Inge Jens was a member of the PEN Center Germany .

Inge Jens was married to Walter Jens (1923–2013) from 1951 . The couple had two sons together, the journalist Tilman Jens (1954-2020) and the television editor Christoph Jens (* 1965). Inge Jens died in December 2021 at the age of 94 in Tübingen, where she had lived from the late 1940s.

Awards

Publications

conversations

  • Thomas Grimm , Manfred Mayer: Conversation with Inge Jens and Walter Jens. In: Sense and Form. Issue 3, 2007, pp. 370-377.
  • Moritz Aisslinger and Malte Henk: How did they get the idea to keep the women silent? Inge Jens, the 94-year-old author and widow of Walter Jens, looks back on her life in an interview.

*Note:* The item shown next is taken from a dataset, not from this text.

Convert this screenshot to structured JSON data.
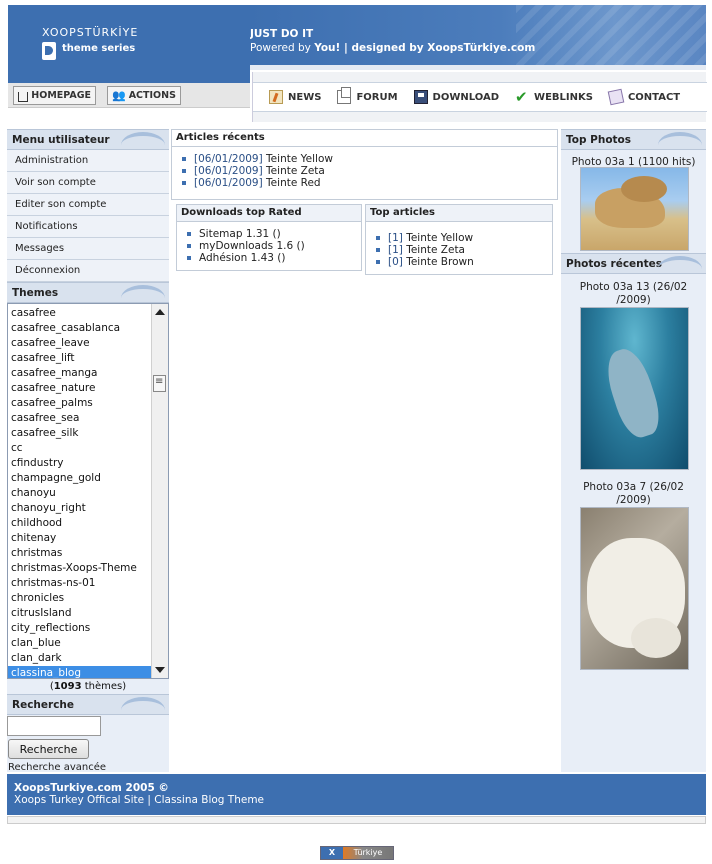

In: ZEIT DOSSIER, DIE ZEIT No. 44, October 28, 2021, pp. 15-17.

Movies

Web links

Individual evidence

  1. Inge Jens has died , tagblatt.de, accessed on December 23, 2021
  2. Hubert Spiegel : A place in one's own life , in: FAZ, July 17, 2009
  3. A Kakanier in New York: Conversation with Inge Jens. In: Ulrich Tadday (Ed.): In the White Horse Inn. Between art and commerce. Music Concepts 133/134.
  4. ^ Thomas Mann Medal October 8, 1995, laudation by Herbert Lehnert
  5. Mrs. Walter Jens. In: Grimmchronik: Remembrance as responsibility. March 10, 2021, accessed on April 27, 2021 (German).